Veo la objeción: si el Gobierno de España hiciera eso, perdería el derecho a la primera opción en caso de retirada británica, y dejaría el camino expedito para la independencia de la pequeña colonia. Lo que está vigente del Tratado de Utrecht -podría argumentarse- es sólo la disposición sobre retrocesión a España en caso de desistimiento británico.

Reconozco que esta forma de argumentar tiene alguna base jurídica, aunque quizá habría que precisar que la disposición sobre primera opción de España es válida no tanto por haber sido acordada en Utrecht como por mutuo consenso de los gobiernos de nuestros días.

Llegados aquí, creo que hay que desmarcarse del análisis jurídico y plantearse otro tipo de preguntas.

¿Por qué ese empeño en obstaculizar la autodeterminación gibraltareña?

Para España y para los españoles, ¿es realmente un Gibraltar británico preferible a un Gibraltar gibraltareño?

El objetivo de un  Gibraltar desmilitarizado, sin duda preferible para todos, ¿no es más alcanzable dando mayor poder de decisión a los gibraltareños?

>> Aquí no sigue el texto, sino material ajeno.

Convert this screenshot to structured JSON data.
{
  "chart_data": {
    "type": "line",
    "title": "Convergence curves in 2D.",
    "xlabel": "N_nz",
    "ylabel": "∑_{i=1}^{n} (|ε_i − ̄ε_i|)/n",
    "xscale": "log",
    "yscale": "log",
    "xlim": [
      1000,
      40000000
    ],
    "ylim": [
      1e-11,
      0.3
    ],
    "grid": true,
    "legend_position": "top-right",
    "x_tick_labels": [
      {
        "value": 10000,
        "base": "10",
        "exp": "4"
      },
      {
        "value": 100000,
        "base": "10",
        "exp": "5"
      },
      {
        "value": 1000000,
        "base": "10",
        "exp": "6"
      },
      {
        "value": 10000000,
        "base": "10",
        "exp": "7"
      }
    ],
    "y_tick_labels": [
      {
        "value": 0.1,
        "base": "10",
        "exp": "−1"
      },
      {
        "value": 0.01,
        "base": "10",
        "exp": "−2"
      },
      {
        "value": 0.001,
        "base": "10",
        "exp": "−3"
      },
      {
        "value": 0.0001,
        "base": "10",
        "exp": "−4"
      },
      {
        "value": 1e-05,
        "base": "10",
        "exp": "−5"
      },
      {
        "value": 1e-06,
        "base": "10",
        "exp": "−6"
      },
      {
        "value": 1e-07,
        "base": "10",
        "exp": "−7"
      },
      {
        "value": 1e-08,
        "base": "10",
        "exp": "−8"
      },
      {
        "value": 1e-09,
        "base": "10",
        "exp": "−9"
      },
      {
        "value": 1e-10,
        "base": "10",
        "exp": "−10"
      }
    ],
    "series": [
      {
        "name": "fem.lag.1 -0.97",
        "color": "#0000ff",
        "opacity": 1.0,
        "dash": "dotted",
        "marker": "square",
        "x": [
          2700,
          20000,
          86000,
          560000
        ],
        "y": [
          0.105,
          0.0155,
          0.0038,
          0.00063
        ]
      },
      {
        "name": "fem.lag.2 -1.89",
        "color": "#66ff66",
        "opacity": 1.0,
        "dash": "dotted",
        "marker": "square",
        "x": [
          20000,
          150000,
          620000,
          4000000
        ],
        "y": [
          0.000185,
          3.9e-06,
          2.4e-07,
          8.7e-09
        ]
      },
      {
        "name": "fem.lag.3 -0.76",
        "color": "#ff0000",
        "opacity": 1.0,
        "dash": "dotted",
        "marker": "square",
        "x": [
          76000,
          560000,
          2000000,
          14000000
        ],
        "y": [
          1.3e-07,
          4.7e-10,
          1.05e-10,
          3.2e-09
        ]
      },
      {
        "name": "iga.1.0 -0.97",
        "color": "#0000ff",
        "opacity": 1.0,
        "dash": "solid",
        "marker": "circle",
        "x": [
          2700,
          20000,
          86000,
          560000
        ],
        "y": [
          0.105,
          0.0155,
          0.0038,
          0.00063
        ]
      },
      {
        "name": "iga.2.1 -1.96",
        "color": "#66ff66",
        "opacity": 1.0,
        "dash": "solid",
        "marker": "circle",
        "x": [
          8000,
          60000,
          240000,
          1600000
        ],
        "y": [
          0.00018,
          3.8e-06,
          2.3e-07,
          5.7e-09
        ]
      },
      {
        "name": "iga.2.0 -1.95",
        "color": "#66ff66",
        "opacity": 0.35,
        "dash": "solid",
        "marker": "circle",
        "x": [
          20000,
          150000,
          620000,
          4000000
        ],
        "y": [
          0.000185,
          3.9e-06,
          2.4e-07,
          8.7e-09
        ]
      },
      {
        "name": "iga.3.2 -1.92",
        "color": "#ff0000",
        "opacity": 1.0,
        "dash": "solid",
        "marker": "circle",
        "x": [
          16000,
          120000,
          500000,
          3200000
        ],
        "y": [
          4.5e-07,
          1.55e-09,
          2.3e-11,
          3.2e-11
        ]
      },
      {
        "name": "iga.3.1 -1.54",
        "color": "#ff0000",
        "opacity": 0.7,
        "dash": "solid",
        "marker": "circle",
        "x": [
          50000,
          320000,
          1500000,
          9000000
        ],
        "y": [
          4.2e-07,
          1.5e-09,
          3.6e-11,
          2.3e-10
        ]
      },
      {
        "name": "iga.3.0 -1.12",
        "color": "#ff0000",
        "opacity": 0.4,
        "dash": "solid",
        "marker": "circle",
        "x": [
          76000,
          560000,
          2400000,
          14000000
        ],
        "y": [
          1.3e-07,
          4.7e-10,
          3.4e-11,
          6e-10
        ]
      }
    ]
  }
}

La alarma y el peligro que el asunto del submarino Tireless han llevado a Gibraltar y al Campo de Gibraltar, ¿podrían repetirse si se consumara la total retirada del ejército británico del Peñón, y si los gibraltareños tuvieran el control real de su puerto? 

Sinceramente: creo que ya es hora de dar por caducos los planteamientos jurídicos que un ministro de Franco, movido por un tipo de patriotismo que entonces parecía obligado, dio a la disputa sobre Gibraltar.